Nigel Dodds: The DUP is not bluffing over threat to bring down power pact with Theresa May over Brexit
The DUP is not bluffing in its threat to break the confidence and supply deal keeping Theresa May in power, Nigel Dodds has insisted.
The party's Westminster leader said he had been “crystal clear” with the Conservatives that “one part of the UK cannot be left behind” after Brexit.
His comments were a reference to EU plans to keep Northern Ireland in a customs union and large parts of the single market - effectively creating a regulatory trade border down the Irish Sea - to avoid a hard border with the Republic of Ireland.
Mr Dodds' warning comes as the Prime Minister struggles to agree a way forward that would ensure the Northern Irish border remains open, with last-ditch talks with the EU failing to secure a breakthrough last night.
Mrs May wants to keep the whole of the UK in a customs union temporarily with the bloc in case a new arrangement to protect the border is not in place by the Brexit date of March next year.
The DUP - whose 10 MPs prop the PM up in her minority government - has already threatened to vote down the upcoming Budget if she agrees to an arrangement which treats Northern Ireland differently to the rest of the UK.
Some have accused the party of bluffing, insisting there is no way they would trigger a general election which could usher in a Jeremy Corbyn government.
Breaking cover on the issue today, Mr Dodds said the confidence and supply deal was “based on a common understanding that we would leave (the EU) as one nation”.
“We will not be party to the abandonment of fundamental principles and harm to the Union to be codified forever in a Withdrawal Agreement,” he wrote in an article for the Daily Telegraph.
“We could not support such a proposition.
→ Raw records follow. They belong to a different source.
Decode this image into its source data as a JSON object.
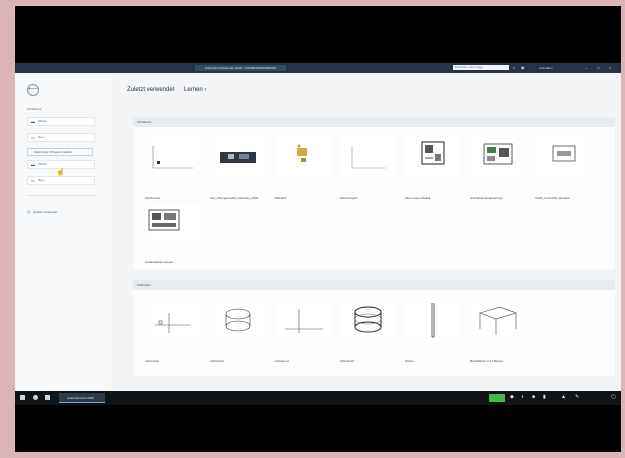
{
  "window": {
    "title": "AutoCAD Architecture 2018 - STUDENTENVERSION",
    "search_placeholder": "Stichwort oder Frage",
    "user": "Anmelden"
  },
  "sidebar": {
    "back_icon": "circle-arrow-left-icon",
    "heading": "MODELLE",
    "items": [
      {
        "label": "Öffnen"
      },
      {
        "label": "Neu..."
      },
      {
        "label": "Öffnen"
      },
      {
        "label": "Neu..."
      }
    ],
    "new_button": "Zeichnung / Projekt erstellen",
    "recent": "Zuletzt verwendet"
  },
  "main": {
    "heading": "Zuletzt verwendet",
    "learn": "Lernen ›",
    "sections": [
      {
        "title": "MODELLE",
        "items": [
          "Zeichnung1",
          "Lab_Übungsmodell_Gebäude_2022",
          "Möbel03",
          "Zeichnung02",
          "Mein erstes Modell",
          "Architektur-Engineering1",
          "UG01_Grundriss_Beispiel",
          "Gebäudeplan-Layout"
        ]
      },
      {
        "title": "FAMILIEN",
        "items": [
          "Achsraster",
          "Zylinder01",
          "Achskreuz",
          "Zylinder02",
          "Stütze",
          "Beistelltisch mit 4 Beinen"
        ]
      }
    ]
  },
  "taskbar": {
    "app_label": "AutoCAD Arch 2018"
  }
}
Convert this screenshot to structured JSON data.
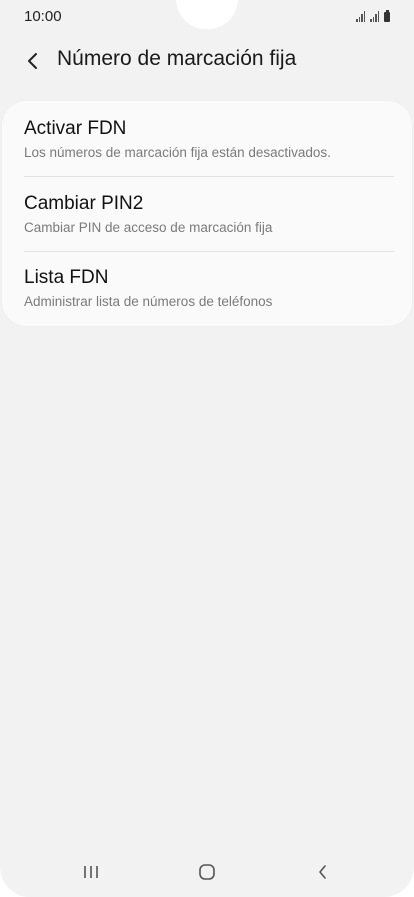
{
  "status_bar": {
    "time": "10:00"
  },
  "app_bar": {
    "back_icon": "chevron-left-icon",
    "title": "Número de marcación fija"
  },
  "settings": {
    "items": [
      {
        "title": "Activar FDN",
        "subtitle": "Los números de marcación fija están desactivados."
      },
      {
        "title": "Cambiar PIN2",
        "subtitle": "Cambiar PIN de acceso de marcación fija"
      },
      {
        "title": "Lista FDN",
        "subtitle": "Administrar lista de números de teléfonos"
      }
    ]
  },
  "nav_bar": {
    "recents_icon": "recents-icon",
    "home_icon": "home-icon",
    "back_icon": "back-icon"
  },
  "colors": {
    "background": "#f2f2f2",
    "card": "#fafafa",
    "title_text": "#111111",
    "subtitle_text": "#7a7a7a"
  }
}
Bluff? We don't gamble with the Union.”
It comes amid mounting pressure from the Conservative ranks to ensure any backstop arrangement that keeps the whole UK in the customs union comes with a strict end date.
Pro-Brexit Tories fear the UK could end up tied to the bloc indefinitely if a clear cut-off point is not written into the agreement.
Three top ministers thought to be on the verge of quitting over the issue - Andrea Leadsom, Esther McVey and Penny Mordaunt - are reportedly due to meet tonight to strategise over takeaway pizza.
Former Foreign Secretary Boris Johnson - who himself resigned from the frontbench over the PM’s Chequers plan - urged Mrs May to ditch the backstop proposals altogether.
“In presuming to change the constitutional arrangements of the United Kingdom, the EU is treating us with naked contempt,” he wrote in the Daily Telegraph.
It comes after reports Tory MPs were rallying behind ex-Brexit Secretary David Davis over a possible bid to challenge Mrs May, who urged ministers to “exert their collective authority” over the issue.
And Scottish Secretary David Mundell, along with Scottish Conservative leader Ruth Davidson suggested they could resign over a backstop that cut Northern Ireland off from the rest of the UK.
Elsewhere, Labour Shadow Brexit Secretary Keir Starmer has urged the Government to publish its plans for the Northern Irish backstop.